E’ la proposta di Daniel Nestor. “Il tennis rischia di diventare un po’ noioso. Così facendo, ci sarebbero ancora più punti importanti. E i migliori vincerebbero lo stesso”.
Secondo Daniel Nestor, la regola del "no-ad" farebbe la fortuna del tennis
Di Riccardo Bisti – 28 novembre 2013
L’idea arriva da Daniel Nestor, il giocatore più anziano del tour. Il Canada è improvvisamente diventato un paese “cool”, con l’arrivo di Milos Raonic, l’esplosione di Vasek Pospisil e l’emergente Eugenie Bouchard. Eppure, il titano del tennis canadese è sempre lui, nato a Belgrado ma trasferitosi da piccolo, tanto da non provare alcun sentimento per il paese d’origine. L’ottima stagione del tennis canadese ha generato attenzione, titoli, interviste. E ne ha beneficiato anche Nestor, che in oltre 20 anni di carriera ha guadagnato circa 11 milioni di dollari. Eppure non è mai stato considerato granchè, nonostante vanti una storica vittoria su Stefan Edberg in Coppa Davis e un miracoloso oro olimpico a Sydney 2000, in coppia con Sebastien Laureau. E' reduce da una brutta stagione, in cui ha spesso cambiato partner, ed è sceso dal numero 5 al numero 25 WTA. “L’errore è stato giocare con Bhupathi, un ‘anziano’ come me, a inizio stagione. Tra giocatori esperti è difficile trovare subito l’alchimia, poi Mahesh ha dovuto cambiare lato di competenza. Ancora oggi mi domando cosa avessi per la testa l’anno scorso, quando ho deciso di giocare con lui”. C’è poi stata la parentesi con Robert Lindstedt, troncatata in estate, e l’avventura con Vasek Pospisil, con il quale ha vinto due grandi doppi in Davis, contro Italia e – appunto – Serbia. “Avremmo dovuto fare l’autunno insieme, ma lui è andato troppo bene in singolare e allora ho dovuto cercare dei partner all’ultimo momento”. Nel 2014, si ricomporrà il duo con Nenad Zimonjic. Obiettivo minimo, tornare al Masters.

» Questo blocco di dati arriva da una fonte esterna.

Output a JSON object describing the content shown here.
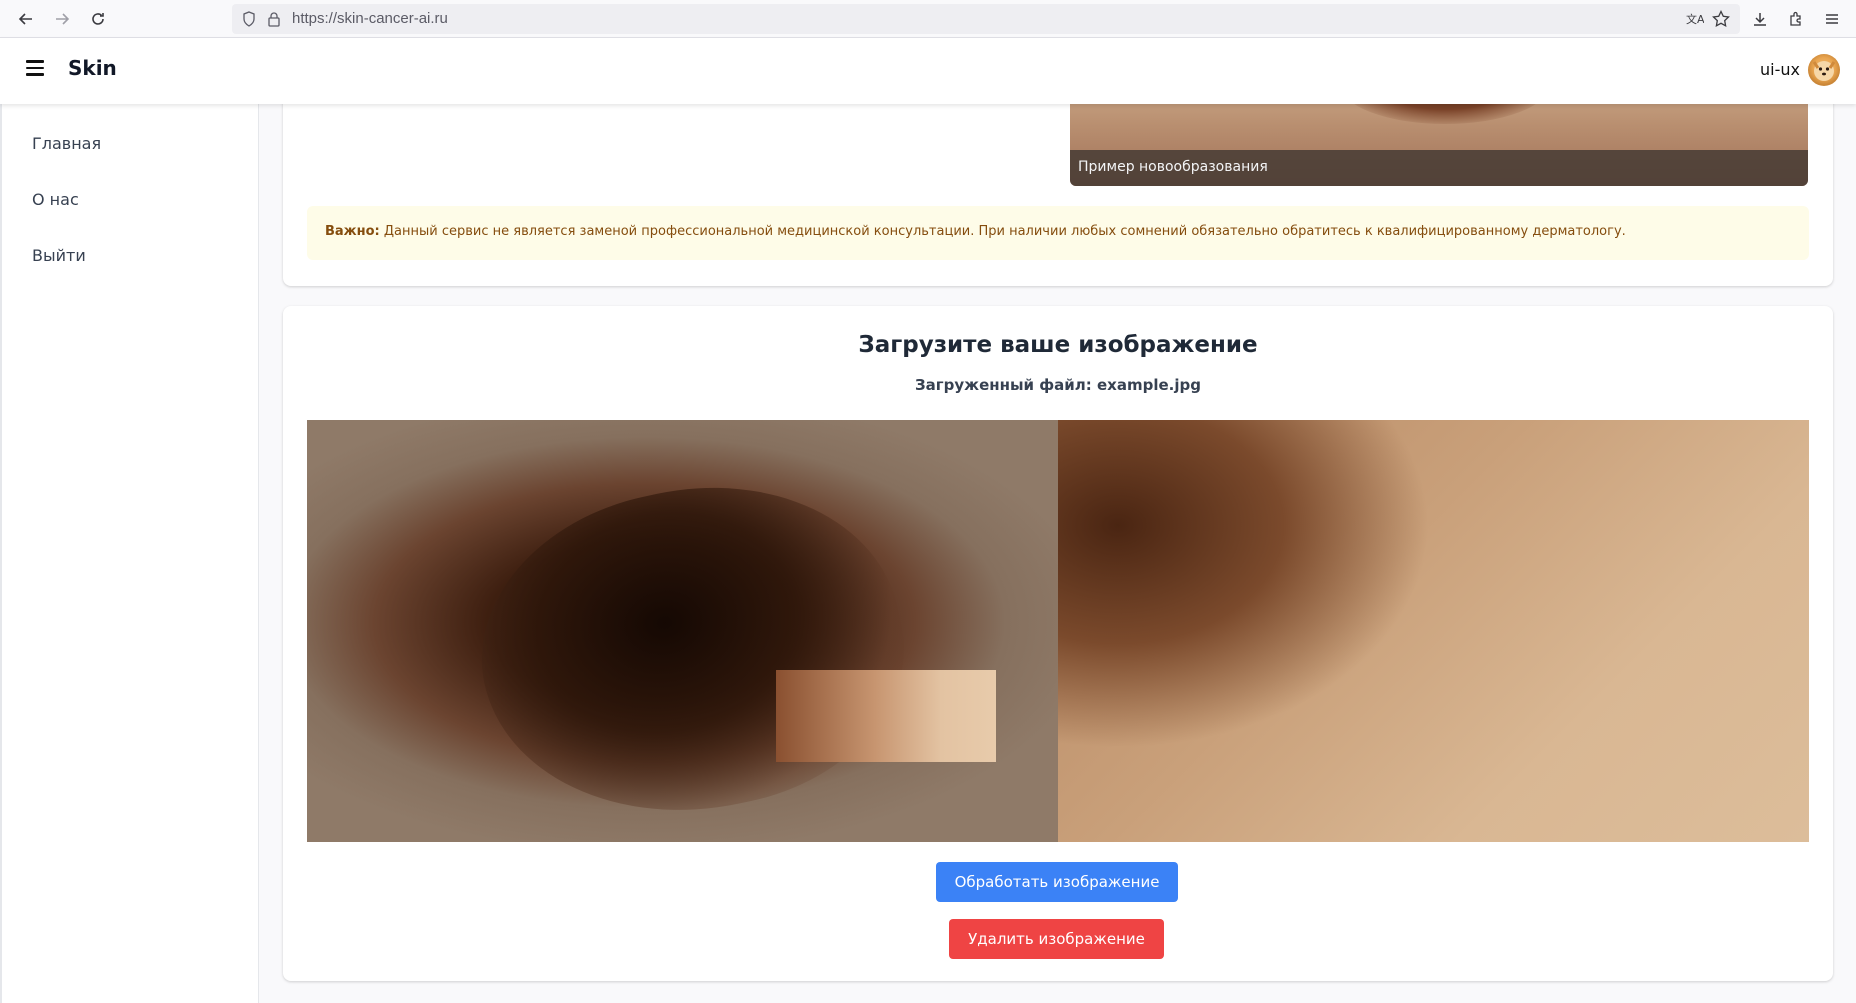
{
  "browser": {
    "url": "https://skin-cancer-ai.ru"
  },
  "header": {
    "brand": "Skin",
    "username": "ui-ux"
  },
  "sidebar": {
    "items": [
      {
        "label": "Главная"
      },
      {
        "label": "О нас"
      },
      {
        "label": "Выйти"
      }
    ]
  },
  "top_card": {
    "example_caption": "Пример новообразования",
    "warning_bold": "Важно:",
    "warning_text": " Данный сервис не является заменой профессиональной медицинской консультации. При наличии любых сомнений обязательно обратитесь к квалифицированному дерматологу."
  },
  "upload": {
    "title": "Загрузите ваше изображение",
    "file_label": "Загруженный файл: example.jpg",
    "process_button": "Обработать изображение",
    "delete_button": "Удалить изображение"
  },
  "colors": {
    "primary": "#3b82f6",
    "danger": "#ef4444",
    "warning_bg": "#fefce8",
    "warning_text": "#854d0e"
  }
}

Le cose più interessanti, tuttavia, Nestor le ha dette sul singolare, abbandonato tanti anni fa. Fisicamente non ce la faceva più, era sempre infortunato, e allora si è accontentato di un best ranking al numero 58 ATP e di un ottavo a Wimbledon 1999. “Quando c’è un dominatore come Federer, tutti gli altri cercano di raggiugere il suo livello. E’ una questione di motivazioni, forse gli altri ne hanno di più. Ma se Roger avrà ancora il sacro fuoco della passione, vivrà un’ottima stagione. A volte ho l’impressione che gli avversari siano più disposti a correre, mentre lui voglia chiudere subito lo scambio”. Federer torna in mente quando Nestor lancia la sua proposta-shock per migliorare lo spettacolo. “Non ho dubbi: dovrebbero mettere la regola del no-ad anche in singolare. Sarebbe molto più divertente. Il tennis sta vivendo un ottimo momento perché ci sono grandi atleti e belle rivalità, ma tanti altri sport hanno cambiato le regole per essere più interessanti. Negli ultimi anni il tennis è cambiato: gli scambi sono lunghi, la gente voleva quello”. Ma c’è qualcosa che non lo convince: “I punti sono diventati tutti uguali, i giocatori hanno lo stesso stile e può diventare un po’ noioso. Cambiando il sistema di punteggio, ci sarebbero molti più punti importanti. E sarebbe un bonus. In doppio si adotta questo sistema da tempo e le percentuali di vittoria non sono cambiate. I più forti continuano a trionfare. Sarebbe così anche in singolare, e i fans sarebbero ancora più contenti”.
Il no-ad è la risoluzione del game sul 40-40. Il giocatore in risposta decide il lato da cui il battitore dovrà servire, e chi vince il punto si aggiudica il game. L’esperimento è stato introdotto nel doppio qualche anno fa, quando l'ATP era guidata da Etienne De Villiers, e ha avuto un buon successo. Per il doppio è l’ideale: consente di accorciare le partite, con una serie di effetti collaterali positivi: gli order of play non vengono stravolti dal doppio, le carriere dei tennisti si allungano (Nestor è solo uno degli esempi) e i top-players hanno la possibilità di giocarlo perché non è così dispendioso. Introdurlo in singolare? Il ragionamento di Nestor fila, ma in uno sport ultra-tradizionale come il tennis è difficile pensare a un cambiamento di questa portata. In realtà, 40 anni fa nessuno pensava che il tie-break potesse diventare così importante, invece è successo. E allora, il tennis sarebbe pronto per passare al no-ad? Le TV sarebbero contentissime, perché la durata degli incontri sarebbe più gestibile, eliminando lo storico principio del “dover fare due punti in più dell’avversario”. E forse si allungherebbero anche le carriere dei singolaristi. Uno come Roger Federer, ad esempio, avrebbe più di un beneficio. Tuttavia, la storia sarebbe spazzata via e non ci sarebbero match dall’enorme fascino come ne abbiamo vissuti in 136 anni di tennis, da quando si è giocata la prima edizione di Wimbledon. Sarebbe un altro sport. Il tennis è davvero pronto per cambiare così radicalmente? E, soprattutto, succederà mai?